Robert Carlin is a 2007 Pantech Fellow at Shorenstein Asia-Pacific Research Center and has been a visiting fellow at the Center for International Security and Cooperation at Stanford University since 2005. After receiving an A.M degree from Harvard University's East Asian Regional Studies program, he joined the Central Intelligence Agency in 1971. From 1974 to 1988, he was a senior North Korea media analyst in the Foreign Broadcast Information Service (FBIS), where he received the director of the CIA's Exceptional Analyst Award. From 1989 to 2002, he was the chief of the Northeast Asia Division in the State Department's Bureau of Intelligence and Research. Concurrently, from 1993 to 2002, Mr. Carlin served as senior policy advisor to the U.S. special envoy for talks with North Korea, taking part in every significant set of U.S.-DPRK negotiations of which there were many--during those years. He was on the delegation accompanying Secretary of State Madeline Albright to Pyongyang in October 2000. From 2003 to 2005, Mr. Carlin was senior political advisor to the executive director of the Korean Peninsula Energy Development Organization (KEDO), leading numerous KEDO negotiating teams to the DPRK. Altogether, he has made 25 trips to North Korea.

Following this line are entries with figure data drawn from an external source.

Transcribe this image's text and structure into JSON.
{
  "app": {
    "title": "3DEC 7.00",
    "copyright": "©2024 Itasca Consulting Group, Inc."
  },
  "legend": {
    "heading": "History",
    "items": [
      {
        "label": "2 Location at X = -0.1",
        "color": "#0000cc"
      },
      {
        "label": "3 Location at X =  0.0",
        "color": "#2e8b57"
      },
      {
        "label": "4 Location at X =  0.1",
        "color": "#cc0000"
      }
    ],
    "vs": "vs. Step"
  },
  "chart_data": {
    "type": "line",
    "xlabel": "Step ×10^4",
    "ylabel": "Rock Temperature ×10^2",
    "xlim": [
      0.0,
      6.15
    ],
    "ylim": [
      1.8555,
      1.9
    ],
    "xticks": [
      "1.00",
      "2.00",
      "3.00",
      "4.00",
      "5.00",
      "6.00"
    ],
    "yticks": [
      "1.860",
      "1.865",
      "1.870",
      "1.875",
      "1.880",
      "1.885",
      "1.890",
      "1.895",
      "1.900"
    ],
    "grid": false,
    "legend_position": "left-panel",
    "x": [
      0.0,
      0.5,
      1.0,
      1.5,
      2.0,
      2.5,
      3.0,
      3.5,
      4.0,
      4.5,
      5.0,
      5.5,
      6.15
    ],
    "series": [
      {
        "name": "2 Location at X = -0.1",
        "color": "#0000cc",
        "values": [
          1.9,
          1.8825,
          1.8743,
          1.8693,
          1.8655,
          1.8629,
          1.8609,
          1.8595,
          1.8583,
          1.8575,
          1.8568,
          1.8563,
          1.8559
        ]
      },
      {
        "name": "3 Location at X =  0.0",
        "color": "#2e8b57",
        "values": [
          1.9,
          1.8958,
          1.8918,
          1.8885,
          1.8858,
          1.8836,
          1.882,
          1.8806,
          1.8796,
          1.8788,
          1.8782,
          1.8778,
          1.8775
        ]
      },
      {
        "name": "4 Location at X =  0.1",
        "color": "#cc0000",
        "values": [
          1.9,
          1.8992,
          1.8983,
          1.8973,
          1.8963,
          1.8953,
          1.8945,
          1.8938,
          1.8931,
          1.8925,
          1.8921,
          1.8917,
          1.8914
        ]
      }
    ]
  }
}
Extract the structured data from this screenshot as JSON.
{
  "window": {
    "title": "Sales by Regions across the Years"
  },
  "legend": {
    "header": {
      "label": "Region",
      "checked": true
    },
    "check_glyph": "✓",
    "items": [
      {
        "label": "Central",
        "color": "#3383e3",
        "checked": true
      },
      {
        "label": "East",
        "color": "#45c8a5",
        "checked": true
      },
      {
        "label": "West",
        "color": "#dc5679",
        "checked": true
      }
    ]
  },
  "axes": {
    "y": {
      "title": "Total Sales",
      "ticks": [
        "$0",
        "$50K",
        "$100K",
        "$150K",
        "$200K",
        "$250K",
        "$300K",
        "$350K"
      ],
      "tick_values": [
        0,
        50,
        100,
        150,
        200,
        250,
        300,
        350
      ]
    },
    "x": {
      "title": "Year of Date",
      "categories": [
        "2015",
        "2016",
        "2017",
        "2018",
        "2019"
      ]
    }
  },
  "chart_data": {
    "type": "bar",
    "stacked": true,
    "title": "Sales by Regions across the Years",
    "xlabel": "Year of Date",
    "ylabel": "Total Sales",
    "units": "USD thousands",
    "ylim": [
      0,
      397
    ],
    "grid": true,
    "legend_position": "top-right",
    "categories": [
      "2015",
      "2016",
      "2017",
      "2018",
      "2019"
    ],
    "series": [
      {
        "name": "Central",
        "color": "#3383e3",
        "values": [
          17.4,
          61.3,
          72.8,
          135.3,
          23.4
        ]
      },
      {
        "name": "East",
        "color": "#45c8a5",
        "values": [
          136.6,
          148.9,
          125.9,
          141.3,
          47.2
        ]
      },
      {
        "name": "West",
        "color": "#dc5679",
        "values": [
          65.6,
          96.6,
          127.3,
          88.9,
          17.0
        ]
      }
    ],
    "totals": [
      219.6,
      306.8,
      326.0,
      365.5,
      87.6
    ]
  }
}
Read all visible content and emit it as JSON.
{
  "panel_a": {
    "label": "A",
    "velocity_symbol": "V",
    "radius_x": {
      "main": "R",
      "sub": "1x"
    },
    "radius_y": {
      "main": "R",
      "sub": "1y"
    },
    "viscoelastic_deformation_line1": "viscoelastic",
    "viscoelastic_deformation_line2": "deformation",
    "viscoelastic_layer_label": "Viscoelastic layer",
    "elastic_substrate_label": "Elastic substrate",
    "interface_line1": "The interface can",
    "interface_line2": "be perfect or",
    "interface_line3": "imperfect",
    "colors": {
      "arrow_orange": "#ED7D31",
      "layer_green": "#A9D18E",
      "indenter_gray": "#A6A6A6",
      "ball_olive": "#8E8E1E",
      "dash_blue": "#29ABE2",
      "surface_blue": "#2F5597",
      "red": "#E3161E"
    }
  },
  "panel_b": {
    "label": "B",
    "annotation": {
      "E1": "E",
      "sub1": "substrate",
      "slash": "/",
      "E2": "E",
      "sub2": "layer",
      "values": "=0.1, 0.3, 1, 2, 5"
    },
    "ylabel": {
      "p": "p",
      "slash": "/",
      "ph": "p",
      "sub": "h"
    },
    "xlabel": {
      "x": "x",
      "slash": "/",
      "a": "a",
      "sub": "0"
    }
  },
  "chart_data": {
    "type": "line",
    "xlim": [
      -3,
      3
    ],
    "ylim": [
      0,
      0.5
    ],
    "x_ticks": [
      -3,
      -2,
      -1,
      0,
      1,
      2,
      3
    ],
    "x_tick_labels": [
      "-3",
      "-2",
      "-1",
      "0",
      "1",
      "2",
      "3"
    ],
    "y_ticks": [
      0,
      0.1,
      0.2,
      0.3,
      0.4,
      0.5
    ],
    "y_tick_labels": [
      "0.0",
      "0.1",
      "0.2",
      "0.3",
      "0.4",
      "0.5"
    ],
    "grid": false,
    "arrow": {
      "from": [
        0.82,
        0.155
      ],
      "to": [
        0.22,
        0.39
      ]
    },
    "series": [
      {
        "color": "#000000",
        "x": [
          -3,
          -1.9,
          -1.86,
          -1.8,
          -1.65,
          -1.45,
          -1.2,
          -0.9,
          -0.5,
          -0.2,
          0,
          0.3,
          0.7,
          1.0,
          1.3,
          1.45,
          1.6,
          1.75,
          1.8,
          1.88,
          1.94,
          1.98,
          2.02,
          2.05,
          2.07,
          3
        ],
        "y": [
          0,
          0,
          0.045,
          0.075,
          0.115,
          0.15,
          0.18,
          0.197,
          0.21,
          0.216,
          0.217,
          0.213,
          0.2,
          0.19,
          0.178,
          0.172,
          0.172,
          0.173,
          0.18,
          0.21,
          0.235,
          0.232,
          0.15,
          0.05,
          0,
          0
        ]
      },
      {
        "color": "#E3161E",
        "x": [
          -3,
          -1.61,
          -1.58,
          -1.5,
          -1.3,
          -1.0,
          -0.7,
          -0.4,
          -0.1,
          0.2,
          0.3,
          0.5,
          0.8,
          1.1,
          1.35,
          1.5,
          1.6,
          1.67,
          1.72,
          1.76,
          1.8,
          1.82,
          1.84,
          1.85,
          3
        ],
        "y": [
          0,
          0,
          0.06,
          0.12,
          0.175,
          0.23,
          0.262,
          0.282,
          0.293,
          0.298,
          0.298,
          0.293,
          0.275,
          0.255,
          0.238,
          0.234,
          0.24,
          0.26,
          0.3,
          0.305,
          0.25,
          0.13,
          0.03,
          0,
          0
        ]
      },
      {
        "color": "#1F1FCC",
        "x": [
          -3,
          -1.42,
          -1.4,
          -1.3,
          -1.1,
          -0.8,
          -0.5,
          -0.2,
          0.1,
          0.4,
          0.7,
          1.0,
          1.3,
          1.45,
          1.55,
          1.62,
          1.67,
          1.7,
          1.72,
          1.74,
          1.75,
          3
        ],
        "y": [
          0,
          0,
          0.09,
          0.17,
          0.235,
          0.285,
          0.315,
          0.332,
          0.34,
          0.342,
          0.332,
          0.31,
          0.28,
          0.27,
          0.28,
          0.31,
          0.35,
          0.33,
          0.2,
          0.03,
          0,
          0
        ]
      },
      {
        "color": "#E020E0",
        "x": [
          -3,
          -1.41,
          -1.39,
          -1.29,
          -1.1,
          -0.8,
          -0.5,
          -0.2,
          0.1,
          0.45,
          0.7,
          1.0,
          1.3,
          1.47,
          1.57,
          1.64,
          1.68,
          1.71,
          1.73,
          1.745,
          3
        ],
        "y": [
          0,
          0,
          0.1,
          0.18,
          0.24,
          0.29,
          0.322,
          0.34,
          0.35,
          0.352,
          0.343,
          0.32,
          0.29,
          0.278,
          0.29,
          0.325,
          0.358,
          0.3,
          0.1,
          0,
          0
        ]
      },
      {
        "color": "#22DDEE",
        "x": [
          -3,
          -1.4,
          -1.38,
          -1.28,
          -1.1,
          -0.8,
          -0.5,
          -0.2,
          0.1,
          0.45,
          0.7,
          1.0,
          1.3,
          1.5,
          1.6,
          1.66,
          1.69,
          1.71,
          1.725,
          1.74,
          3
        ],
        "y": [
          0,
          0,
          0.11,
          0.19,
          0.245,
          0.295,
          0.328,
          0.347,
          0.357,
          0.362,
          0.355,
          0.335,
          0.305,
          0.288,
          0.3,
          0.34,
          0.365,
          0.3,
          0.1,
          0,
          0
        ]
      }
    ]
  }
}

Much of Mr. Carlin's analysis on North Korea from his years at FBIS has been declassified and is available either in the "Trends in Communist Propaganda" or "Trends in Communist Media". Over the years, he has written chapters for several books on the Korean issue including, most recently, "Talk to Me, Later," appearing in North Korea: 2005 and Beyond. In 2006, he co-authored an IISS Adelphi paper "North Korean Reform: Politics, Economics and Security." His essay on negotiating with North Korea will appear in Korea 2007 - Politics, Economy, Society. Over his career, Mr. Carlin has lectured at the Harry S. Truman Presidential Library, the State Department's Foreign Service Institute, foreign ministries and intelligence organizations abroad, and numerous universities.